How, then, should those of us who are part of the global enterprise of education, health, science and engineering respond? To support researchers and to defend their ability to work and study without fear for their jobs is the priority that needs to be taken care of. The researchers at universities and other research organizations have more freedom and must support affected colleagues if they want to speak up.
There are differences of opinion between researchers in all scientific fields. Discussion and further study can help reach a shared understanding. It isn’t a solution to shut down scholarship.
Federal agencies and institutions are in bad shape. Thousands of researchers are stuck in limbo while they wait for a thaw on a funding freeze. Millions of US grant recipients have been abandoned around the world.
A 90-day halt on funding from the US Agency for International Development is leading to the loss of contraceptive care for one million women around the world. In 2023, the United States disbursed $72 billion in international assistance, some 60% of which was provided through USAID.
Trump has also cancelled US federal funding for international climate-change projects, which totalled some US$11 billion in 2024, amounting to around 10% of annual global public climate finance. With his decision to pull out of the Paris climate accord, this is a huge blow to tackling climate change and will delay efforts to boost finance for the countries most affected by global warming.
On the international front, the decision to withdraw from or drastically scale back long-standing commitments will have severe consequences. The United States is often the largest contributor to global initiatives directly linked to the United Nations Sustainable Development Goals (SDGs), the world’s plan to end poverty and achieve environmental sustainability. The country also provides around one-fifth of the core budget for the World Health Organization (WHO), which Trump has already notified of his intent to leave. Although the United States will not formally depart until next year, the WHO’s more than 8,000 staff members have already been told by director-general Tedros Adhanom Ghebreyesus to put all but essential travel on hold.

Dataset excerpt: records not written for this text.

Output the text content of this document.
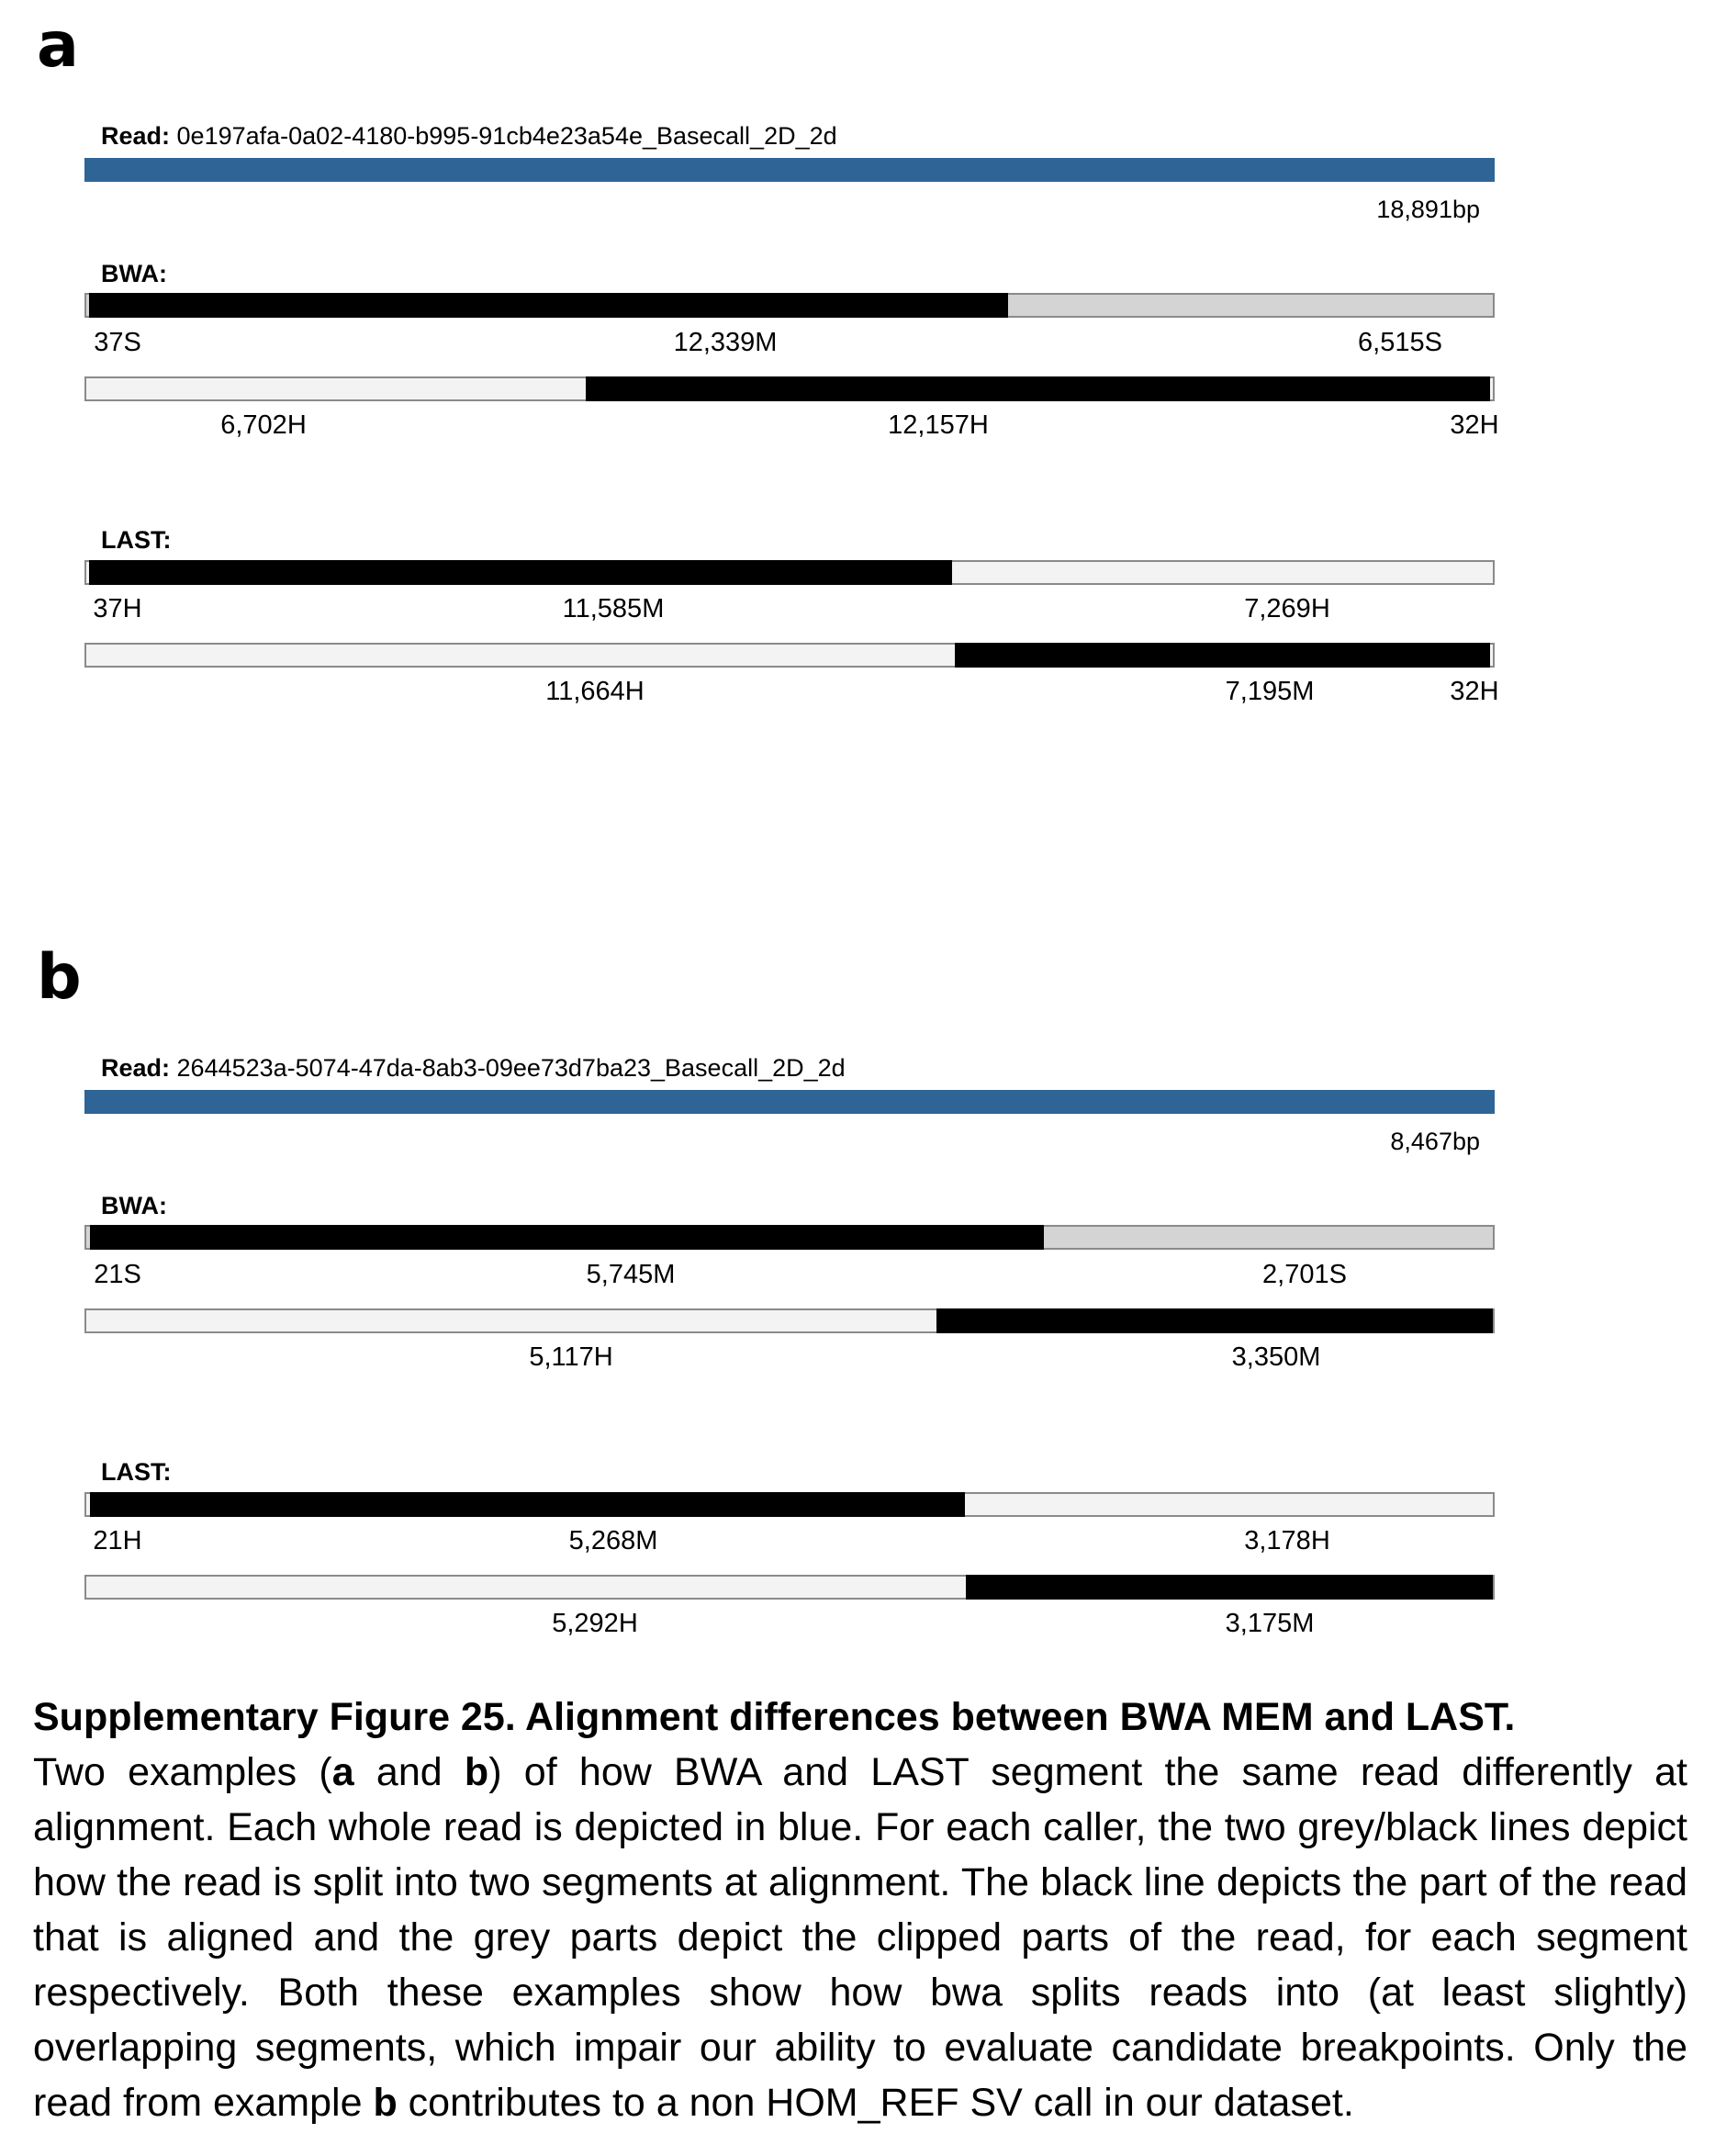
a
Read: 0e197afa-0a02-4180-b995-91cb4e23a54e_Basecall_2D_2d
18,891bp
BWA:
37S	12,339M	6,515S
6,702H	12,157H	32H
LAST:
37H	11,585M	7,269H
11,664H	7,195M	32H
b
Read: 2644523a-5074-47da-8ab3-09ee73d7ba23_Basecall_2D_2d
8,467bp
BWA:
21S	5,745M	2,701S
5,117H	3,350M
LAST:
21H	5,268M	3,178H
5,292H	3,175M
Supplementary Figure 25. Alignment differences between BWA MEM and LAST.
Two examples (a and b) of how BWA and LAST segment the same read differently at alignment. Each whole read is depicted in blue. For each caller, the two grey/black lines depict how the read is split into two segments at alignment. The black line depicts the part of the read that is aligned and the grey parts depict the clipped parts of the read, for each segment respectively. Both these examples show how bwa splits reads into (at least slightly) overlapping segments, which impair our ability to evaluate candidate breakpoints. Only the read from example b contributes to a non HOM_REF SV call in our dataset.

Individuals and organizations are challenging some of the Trump administration’s actions in the courts, and it might be that the White House is forced to moderate or reverse some of its decisions. There is a desire to reduce, if not eliminate, independent, science-based evidence and expert advice and also a disregard for international agreements, as shown by the direction of travel.
The policy developments “cast a shadow across future planning”, especially for international collaborations involving interdisciplinary research, says Scott, whose grant looks at how the brain of the zebrafish (Danio rerio) processes visual and auditory information. He says that the policy of funding researchers overseas by theNIH is very generous and outward looking. “The uncertainty that arises for international researchers is whether the NIH will consider continuing to send money overseas.”
On its website, the NIH lists 811 grants to international teams in more than 60 countries, together worth more than $340 million. The nations with the most awards are South Africa, Canada and the United Kingdom. A few thousand dollars to $7 million are the grant sizes.